Я не сказала б, что все
соки земли выпили
наши с тобой откровенья – земле чужд
вопль исступления: семени ждет, а не чуда...
1989
ДВА ПОСЛАНЬЯ
I
Ой, проходи, люб мне сегодня будешь;
Кстати, пришел ты – как и всегда, кстати;
сколько уж лет прочь от меня уходишь,
сколько уж лет снова тебя встречаю.
Не потому стал ты теперь бродягой?
Гляну вокруг – город какой темный...
Только всего и осталось нам здесь – небо.
Изредка звезды бывают, и те тусклы.
Ты-то в стогах ночевал под другим небом,
пил не такую, как мы здесь – вкусней – воду?
Правда, что девушки воду тебе подносили?
Что полюбила тебя совсем молодая?
Что пожалел ты ее: молода слишком...
Так и ушел... грустно тебе было?
Ой, проходи, люб мне сегодня будешь.
Знаешь, что худ и темен ты, ноги сбиты,
знаешь, что волосы пахнут речным илом,
знаешь, пришел бродягой, и вот – дорог;
знаешь, что жду не тебя, но тебе рада,
знаешь, как горько жду, и кого – знаешь.
...Утром просил целовать его – я не стала,
а ввечеру другая к нему льнула.
Бог с ним!

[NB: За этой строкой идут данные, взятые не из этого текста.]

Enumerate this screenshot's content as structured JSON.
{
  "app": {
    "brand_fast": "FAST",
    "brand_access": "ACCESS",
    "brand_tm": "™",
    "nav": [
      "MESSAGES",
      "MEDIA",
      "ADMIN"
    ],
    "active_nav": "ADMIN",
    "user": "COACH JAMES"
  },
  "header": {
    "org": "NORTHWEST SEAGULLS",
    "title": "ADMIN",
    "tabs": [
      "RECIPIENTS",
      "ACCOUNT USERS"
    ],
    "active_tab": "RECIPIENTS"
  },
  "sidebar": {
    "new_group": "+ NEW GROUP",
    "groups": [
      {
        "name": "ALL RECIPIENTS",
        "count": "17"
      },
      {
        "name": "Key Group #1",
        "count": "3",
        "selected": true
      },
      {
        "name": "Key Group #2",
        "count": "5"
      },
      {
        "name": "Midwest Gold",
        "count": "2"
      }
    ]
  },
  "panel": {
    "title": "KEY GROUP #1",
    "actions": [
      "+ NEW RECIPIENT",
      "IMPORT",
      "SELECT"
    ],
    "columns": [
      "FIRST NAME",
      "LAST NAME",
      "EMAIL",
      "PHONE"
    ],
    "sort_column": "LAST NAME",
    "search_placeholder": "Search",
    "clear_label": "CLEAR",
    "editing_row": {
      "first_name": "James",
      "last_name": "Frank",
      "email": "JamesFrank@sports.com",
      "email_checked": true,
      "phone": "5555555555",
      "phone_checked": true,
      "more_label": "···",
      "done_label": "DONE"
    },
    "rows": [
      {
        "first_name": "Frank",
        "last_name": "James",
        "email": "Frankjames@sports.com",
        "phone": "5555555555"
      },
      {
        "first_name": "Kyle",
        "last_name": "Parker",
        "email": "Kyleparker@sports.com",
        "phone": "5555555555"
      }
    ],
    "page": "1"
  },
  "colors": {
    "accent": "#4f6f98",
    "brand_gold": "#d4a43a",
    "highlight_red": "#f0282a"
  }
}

Лишь Бог судья ему! Мы похожи:
худо бывает – находим себе кого-то,
ну, а совсем худо бывает – поем песни.
А уезжал он – велел мне его помнить,
только зачем – не объяснил, знаешь...
Только с тех пор о нем ничего не слышно -
и ни подругам его, ни женке, ни мне подавно.
Ты-то пришел. Люб мне сегодня будешь.
То-то греха-то я за собой, мой родной, не чую!

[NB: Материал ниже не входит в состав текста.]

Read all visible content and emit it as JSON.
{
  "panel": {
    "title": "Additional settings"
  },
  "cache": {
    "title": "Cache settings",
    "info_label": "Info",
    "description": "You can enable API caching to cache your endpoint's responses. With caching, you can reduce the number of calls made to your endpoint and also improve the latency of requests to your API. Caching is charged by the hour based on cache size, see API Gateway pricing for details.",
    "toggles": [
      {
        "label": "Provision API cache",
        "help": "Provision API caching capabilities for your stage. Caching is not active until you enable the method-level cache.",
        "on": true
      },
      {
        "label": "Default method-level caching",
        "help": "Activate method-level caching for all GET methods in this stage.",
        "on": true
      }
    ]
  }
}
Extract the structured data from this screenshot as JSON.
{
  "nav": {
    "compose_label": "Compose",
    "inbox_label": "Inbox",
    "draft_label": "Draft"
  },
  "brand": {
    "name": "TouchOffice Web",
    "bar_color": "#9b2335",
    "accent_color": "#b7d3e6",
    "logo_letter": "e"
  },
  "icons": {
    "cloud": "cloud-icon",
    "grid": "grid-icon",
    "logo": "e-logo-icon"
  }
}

Потому не в земле мы с тобой лежим –
что на земле мы лежим рядом!
1989
***
Все бы молчать, о нерадостном будущем хлюпать.
Детские игры... вот – все уже чтоб изменили!

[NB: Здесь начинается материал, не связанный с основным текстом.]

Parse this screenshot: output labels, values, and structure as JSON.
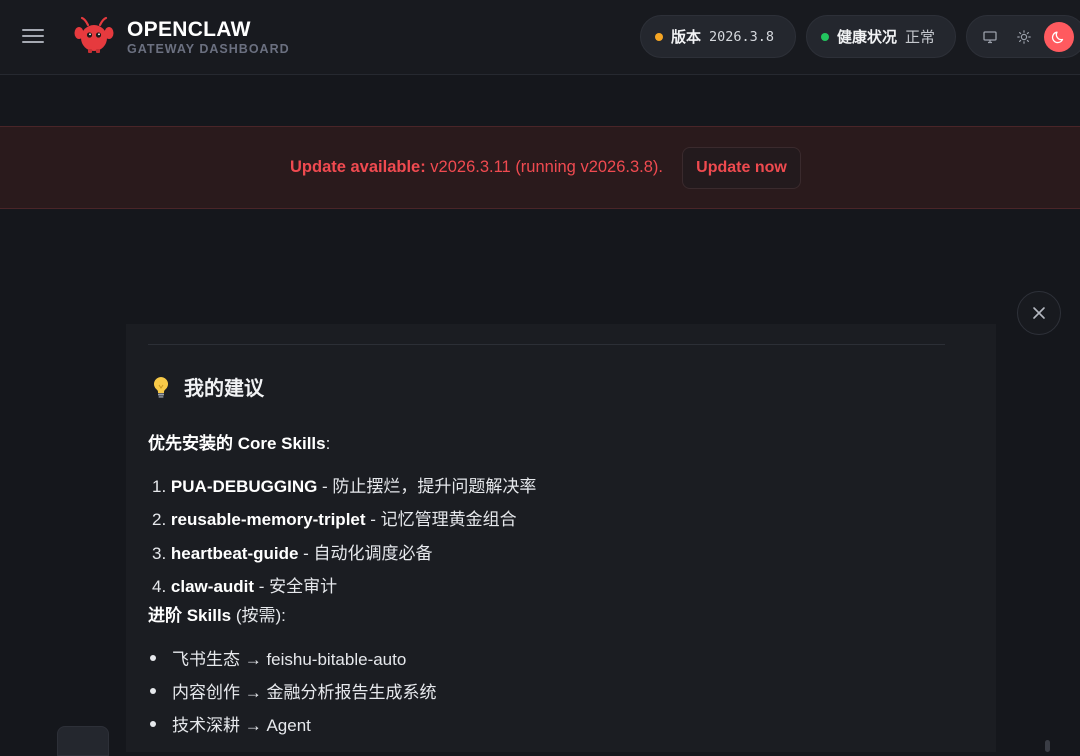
{
  "header": {
    "brand_title": "OPENCLAW",
    "brand_subtitle": "GATEWAY DASHBOARD",
    "version_label": "版本",
    "version_value": "2026.3.8",
    "health_label": "健康状况",
    "health_value": "正常",
    "theme_options": [
      "monitor-icon",
      "sun-icon",
      "moon-icon"
    ],
    "active_theme": "moon-icon"
  },
  "banner": {
    "prefix": "Update available:",
    "message": " v2026.3.11 (running v2026.3.8).",
    "button_label": "Update now"
  },
  "content": {
    "heading_icon": "lightbulb-icon",
    "heading": "我的建议",
    "core_intro_bold": "优先安装的 Core Skills",
    "core_intro_suffix": ":",
    "core_items": [
      {
        "num": "1.",
        "name": "PUA-DEBUGGING",
        "desc": " - 防止摆烂，提升问题解决率"
      },
      {
        "num": "2.",
        "name": "reusable-memory-triplet",
        "desc": " - 记忆管理黄金组合"
      },
      {
        "num": "3.",
        "name": "heartbeat-guide",
        "desc": " - 自动化调度必备"
      },
      {
        "num": "4.",
        "name": "claw-audit",
        "desc": " - 安全审计"
      }
    ],
    "adv_intro_bold": "进阶 Skills",
    "adv_intro_suffix": " (按需):",
    "adv_items": [
      "飞书生态 → feishu-bitable-auto",
      "内容创作 → 金融分析报告生成系统",
      "技术深耕 → Agent"
    ]
  },
  "colors": {
    "accent": "#ff5a5f",
    "version_dot": "#f5a524",
    "health_dot": "#22c55e",
    "banner_text": "#f04a50"
  }
}
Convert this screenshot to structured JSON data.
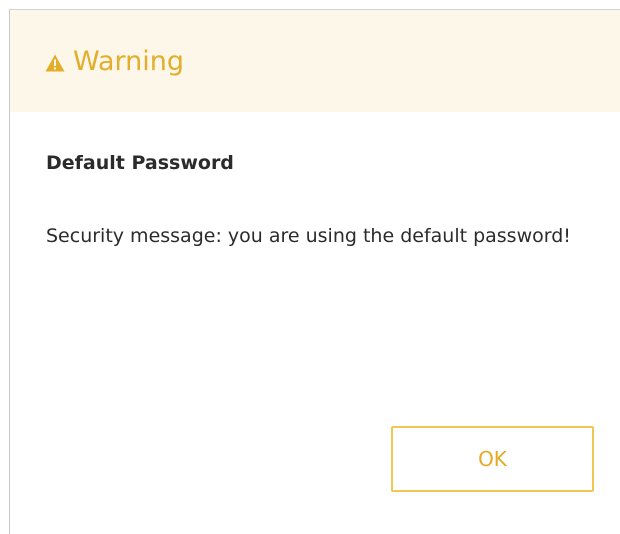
{
  "dialog": {
    "title": "Warning",
    "icon": "warning-triangle-icon",
    "heading": "Default Password",
    "message": "Security message: you are using the default password!",
    "ok_label": "OK",
    "colors": {
      "header_background": "#fcf7e8",
      "accent": "#e2ae2c",
      "button_border": "#f2c653",
      "text": "#2b2b2b"
    }
  }
}
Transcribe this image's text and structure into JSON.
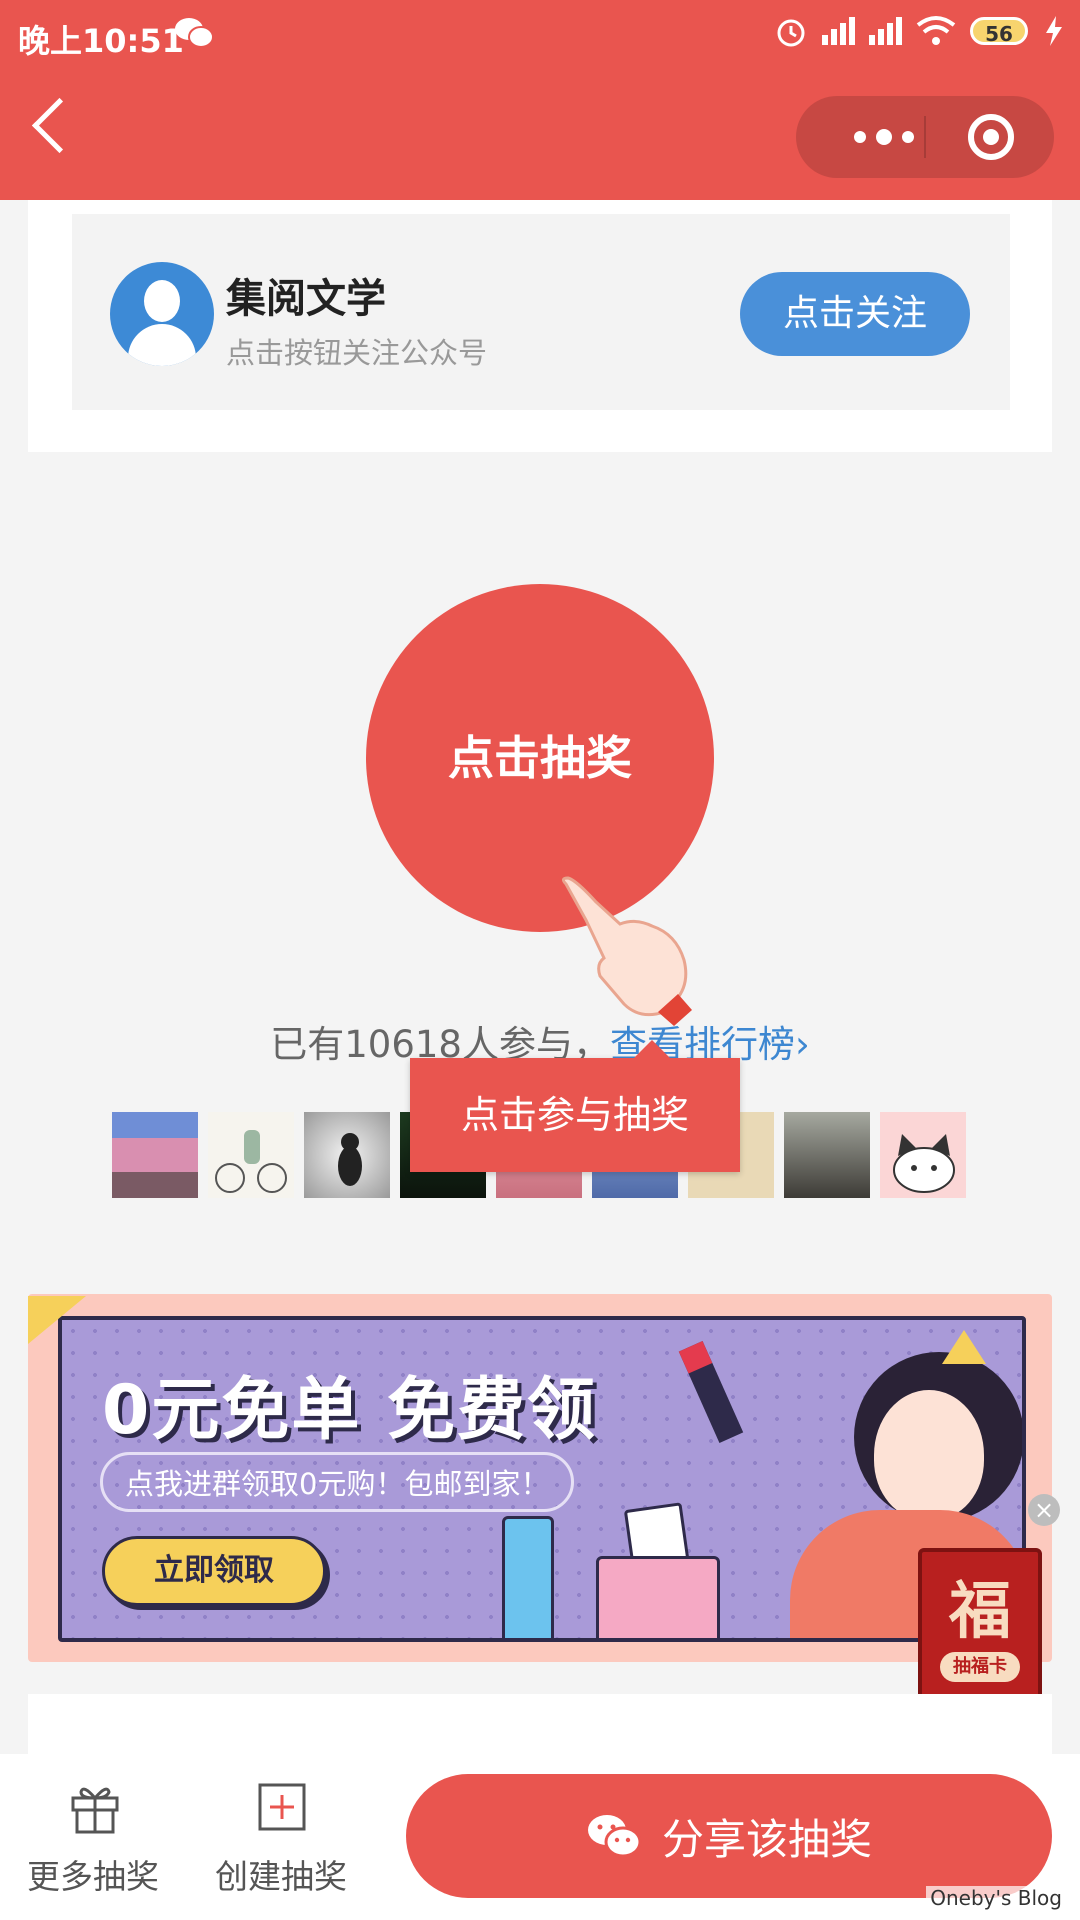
{
  "status_bar": {
    "time": "晚上10:51",
    "battery": "56"
  },
  "account": {
    "name": "集阅文学",
    "subtitle": "点击按钮关注公众号",
    "follow_label": "点击关注"
  },
  "draw": {
    "button_label": "点击抽奖",
    "participants_prefix": "已有10618人参与，",
    "leaderboard_link": "查看排行榜",
    "leaderboard_chevron": "›",
    "tooltip": "点击参与抽奖"
  },
  "banner": {
    "title": "0元免单 免费领",
    "subtitle": "点我进群领取0元购！包邮到家！",
    "button": "立即领取"
  },
  "fu_card": {
    "char": "福",
    "label": "抽福卡",
    "close": "×"
  },
  "bottom_bar": {
    "more_label": "更多抽奖",
    "create_label": "创建抽奖",
    "share_label": "分享该抽奖"
  },
  "watermark": "Oneby's Blog",
  "colors": {
    "primary": "#e9554f",
    "link": "#3d87d1",
    "follow": "#4a90d9"
  }
}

Чтобы один я... одна я осталась с тобою!
Ты же, наверное, бил бы меня –
ты же бьешь своих женщин?
Трудным подростком по ржавой трубе я к тебе
забираюсь в окно.
Эй, это верность тебе, а не страсти к тебе!
Вот и становится жарко от зимнего ветра.
Друг мой придет: мы по дружбе друг друга ласкаем.
Как ты, и где ты, и кто тебя нынче ласкает?
Вот и становится женщина в страсти – ребенком.
Друг мой, насытясь, уйдет – я скажу,
что хочу быть одна.
«Маленький, спи», – я себе говорю (будто ты говоришь).
В жизни своей – не такой, прямо скажем, и долгой –
если чему поражалась – живучести нашей.
Что? Да не бойся! Имя твое сделать надгробной плитою?
Я тебя слишком для этого... ты понимаешь.
1989
УФА, ИЮНЬ-89
Памяти жертв катастрофы под Улу-Теляком
Груды туч грозовых... груди туч грозовых
снизу кажутся очень крутыми.
Ой, как руки свело мне!
Как громоотвод в грозу мне
дали в руки.
И ледяной пустыней пахнет грозы гордыня.
Ой, дай снега и льда мне – да рана земли остынет!
Смрадным полднем, провинциальный город,
ты пахнешь, ты мой Везувий.
От жары размягчается масло в масленках,
и псы по ночам воют,
размягчается небо, и звезды срываются вниз,
и шипят в полумертвых озерах,
и сперва ощущаешь песню в себе – как вой,
и только потом – как волю,
и только потом богами мы станем,
а прежде мы станем травою,
и только потом прозорливцами станем,
а прежде станем позором.
Сухи – воздух и дух,
но и речи, и глотки – солены.
В грудь земли моей молнии входят, как нож в масло!
Если крикнуть не может дитя в последний миг
изумленный –
как всегда, погибает невинный...
и пахнет, ой, пахнет паленым! –
Но ощущаешь песню в себе, как в себе ощущаешь мясо.